Yield: Reported yields vary greatly, suggesting the importance of local field trials with known cultivars. Trinklein recommends harvesting black chokeberry with a mechanical blueberry harvester, and reports yields of 6-8 tons/acre. Rousseau and Bergeron report an average harvest of 2424 grams per plant, equivalent to 5.2 tonnes/hectare (2.32 tons/acre). Kask reports average commercial yields in Russia to be 5.3-7.7 tonnes/hectare (or 2.36-3.43 tons/acre). Plocher notes that production begins in the second year, but is rather low at that time. Strik et al., in researching six cultivars in Oregon, found ‘Nero’ to produce the highest yields, with the equivalent of 22 tonnes/hectare (or 9.81 tons/acre) from 3-year-old plants and 43 tonnes/hectare (or 19.18 tons/acre) from 5-year-old plants (these are values extrapolated from small numbers of individual plants in research plots). McKay reports that 5-year-old plants can be expected to yield 5-10 tons/hectare (2.23-4.46 tons/acre).

Labor: Strik et al. reports a hand-harvest efficiency of 7.3 kg fruit per hour, but did not test machine harvest efficiency.

Problems: Many authors, both in research and field production, note no significant disease/pest problems under normal field conditions (Rousseau and Bergeron; Strik et al., McKay). McKay noted aphids on shoot tips and leaf-eating beetles, but indicated that they are not problematic on vigorous plants. Knudson notes that mildew can be problematic under condition of inadequate light and poor air circulation. However, Strik et al. did not harvest during one year of their research because of bird depredation, while Plocher noted that the fruits are very attractive to deer but that ripe aronia berries were not attractive to birds.

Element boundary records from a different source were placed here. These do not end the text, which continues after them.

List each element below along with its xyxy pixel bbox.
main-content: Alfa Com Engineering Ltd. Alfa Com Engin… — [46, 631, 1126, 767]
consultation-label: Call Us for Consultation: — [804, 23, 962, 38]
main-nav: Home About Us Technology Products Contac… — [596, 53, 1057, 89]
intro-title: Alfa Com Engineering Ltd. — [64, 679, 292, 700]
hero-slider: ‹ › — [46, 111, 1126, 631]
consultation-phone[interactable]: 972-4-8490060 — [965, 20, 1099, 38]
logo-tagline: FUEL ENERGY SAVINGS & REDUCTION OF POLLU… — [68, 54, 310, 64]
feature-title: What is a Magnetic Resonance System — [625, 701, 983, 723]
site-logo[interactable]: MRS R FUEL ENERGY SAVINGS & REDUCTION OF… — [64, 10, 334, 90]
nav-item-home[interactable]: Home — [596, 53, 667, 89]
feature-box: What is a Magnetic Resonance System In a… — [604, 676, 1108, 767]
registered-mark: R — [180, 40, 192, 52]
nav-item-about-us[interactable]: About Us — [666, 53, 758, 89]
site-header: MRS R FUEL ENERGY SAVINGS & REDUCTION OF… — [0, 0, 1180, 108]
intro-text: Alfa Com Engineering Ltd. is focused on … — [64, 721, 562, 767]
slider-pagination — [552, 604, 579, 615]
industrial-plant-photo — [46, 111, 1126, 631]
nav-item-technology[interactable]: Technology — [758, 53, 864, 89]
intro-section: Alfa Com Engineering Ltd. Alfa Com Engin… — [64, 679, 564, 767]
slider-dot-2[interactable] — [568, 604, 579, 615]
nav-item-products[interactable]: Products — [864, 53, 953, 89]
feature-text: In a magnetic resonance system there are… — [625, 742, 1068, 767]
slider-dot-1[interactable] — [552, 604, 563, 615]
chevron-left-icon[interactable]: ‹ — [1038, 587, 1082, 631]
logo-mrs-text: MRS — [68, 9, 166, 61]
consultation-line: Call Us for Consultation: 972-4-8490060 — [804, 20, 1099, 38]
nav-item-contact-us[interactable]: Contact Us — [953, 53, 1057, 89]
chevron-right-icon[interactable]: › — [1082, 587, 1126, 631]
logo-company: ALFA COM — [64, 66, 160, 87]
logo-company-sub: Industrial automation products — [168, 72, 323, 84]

Weeds can be problematic. McKay recommends mulching with plastic, and removing it after two-three years as the plants sucker into a hedgerow. Weed control within rows is usually not needed after 3-4 years. Knudson recommends shallow cultivation of weeds, which can also stop the spread of plants by suckerering if desired.

Harvest: Trinklein notes that black chokeberry can be harvested with machines used to harvest blueberries. Jeppsson 1999 notes that the fruits can be harvested with standard black currant mechanical harvesting equipment, and that the fruits are not prone to mechanical damage during transport.